Quantized Angular Momentum in Topological Optical Systems

TL;DR

This paper reveals that the photonic Chern number in topological optical systems corresponds to a quantized angular momentum of light, linking topological invariants to measurable physical quantities in photonic cavities.

Contribution

It establishes a physical interpretation of the photonic Chern number as a quantum of angular momentum, bridging topological theory and observable optical phenomena.

Findings

Spectral density of thermal angular momentum is quantized in band gaps.

The angular momentum expectation is due to thermal energy circulation.

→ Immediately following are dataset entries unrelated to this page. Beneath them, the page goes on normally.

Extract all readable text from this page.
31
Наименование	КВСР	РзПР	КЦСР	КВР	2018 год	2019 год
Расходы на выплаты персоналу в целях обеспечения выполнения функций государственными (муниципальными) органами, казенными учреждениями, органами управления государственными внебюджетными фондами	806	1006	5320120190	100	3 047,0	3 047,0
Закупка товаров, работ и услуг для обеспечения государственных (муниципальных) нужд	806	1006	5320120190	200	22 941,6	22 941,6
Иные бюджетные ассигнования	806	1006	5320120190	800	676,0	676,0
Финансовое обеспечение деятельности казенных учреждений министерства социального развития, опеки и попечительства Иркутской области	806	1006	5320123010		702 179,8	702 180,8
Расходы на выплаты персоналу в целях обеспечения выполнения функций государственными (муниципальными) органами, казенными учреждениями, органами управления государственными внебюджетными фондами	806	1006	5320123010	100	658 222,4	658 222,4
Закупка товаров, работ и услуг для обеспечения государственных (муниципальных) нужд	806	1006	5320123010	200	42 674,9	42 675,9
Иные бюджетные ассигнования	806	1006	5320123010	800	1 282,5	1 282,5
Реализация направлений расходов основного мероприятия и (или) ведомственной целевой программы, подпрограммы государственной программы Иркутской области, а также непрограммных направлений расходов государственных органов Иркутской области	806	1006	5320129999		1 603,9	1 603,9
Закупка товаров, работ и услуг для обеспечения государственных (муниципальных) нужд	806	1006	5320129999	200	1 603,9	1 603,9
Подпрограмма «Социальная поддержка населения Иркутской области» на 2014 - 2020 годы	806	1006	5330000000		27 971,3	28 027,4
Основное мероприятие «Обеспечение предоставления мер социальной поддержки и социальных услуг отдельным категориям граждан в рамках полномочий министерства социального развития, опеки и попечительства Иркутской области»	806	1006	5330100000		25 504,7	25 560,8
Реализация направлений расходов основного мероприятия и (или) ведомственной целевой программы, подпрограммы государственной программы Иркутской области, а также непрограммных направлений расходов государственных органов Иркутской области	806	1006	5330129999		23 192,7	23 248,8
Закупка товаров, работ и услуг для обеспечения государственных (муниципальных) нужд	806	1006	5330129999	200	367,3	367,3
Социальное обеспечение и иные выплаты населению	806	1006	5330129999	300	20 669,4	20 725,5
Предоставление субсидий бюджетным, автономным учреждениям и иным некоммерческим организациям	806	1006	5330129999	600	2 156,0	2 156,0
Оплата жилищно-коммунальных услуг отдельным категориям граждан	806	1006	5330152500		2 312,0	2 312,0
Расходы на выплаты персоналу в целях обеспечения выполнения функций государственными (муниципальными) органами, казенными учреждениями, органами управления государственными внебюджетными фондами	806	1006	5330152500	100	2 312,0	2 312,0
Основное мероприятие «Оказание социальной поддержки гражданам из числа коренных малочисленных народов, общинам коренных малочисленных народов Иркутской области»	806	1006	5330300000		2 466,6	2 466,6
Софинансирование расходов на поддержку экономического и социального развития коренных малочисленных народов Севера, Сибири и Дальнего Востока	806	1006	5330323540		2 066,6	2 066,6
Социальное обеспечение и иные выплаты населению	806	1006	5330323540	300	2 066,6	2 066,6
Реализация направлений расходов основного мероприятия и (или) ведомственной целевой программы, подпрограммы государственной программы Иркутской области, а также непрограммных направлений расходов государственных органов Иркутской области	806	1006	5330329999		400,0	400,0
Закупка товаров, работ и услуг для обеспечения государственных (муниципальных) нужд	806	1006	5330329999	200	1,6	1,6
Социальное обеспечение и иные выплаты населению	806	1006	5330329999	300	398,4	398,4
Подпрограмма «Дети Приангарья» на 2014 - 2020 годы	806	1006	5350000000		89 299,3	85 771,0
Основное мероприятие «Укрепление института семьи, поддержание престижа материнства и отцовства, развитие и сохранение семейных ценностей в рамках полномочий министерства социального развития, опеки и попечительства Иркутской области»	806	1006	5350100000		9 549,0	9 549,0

The concept extends to non-topological systems with unidirectional edge states.

Abstract

The Chern index characterizes the topological phases of nonreciprocal photonic systems. Unlike in electronic systems, the photonic Chern number has no clear physical meaning, except that it determines the net number of unidirectional edge states supported by an interface with a trivial mirror. Here, we fill in this gap by demonstrating that the photonic Chern number can be understood as a quantum of the light-angular momentum in a photonic insulator cavity. It is proven that for a large cavity, when the discrete spectrum can be approximated by a continuum, the spectral density of the thermal fluctuation-induced angular momentum is precisely quantized in the band-gaps of the bulk states. The nontrivial expectation of the light angular momentum is due to a circulation of thermal energy in closed orbits. Remarkably, this result can be extended to systems without a topological classification, and in such a case the "quantum" of the angular momentum density is determined by the net number of unidirectional edge states supported by the cavity walls.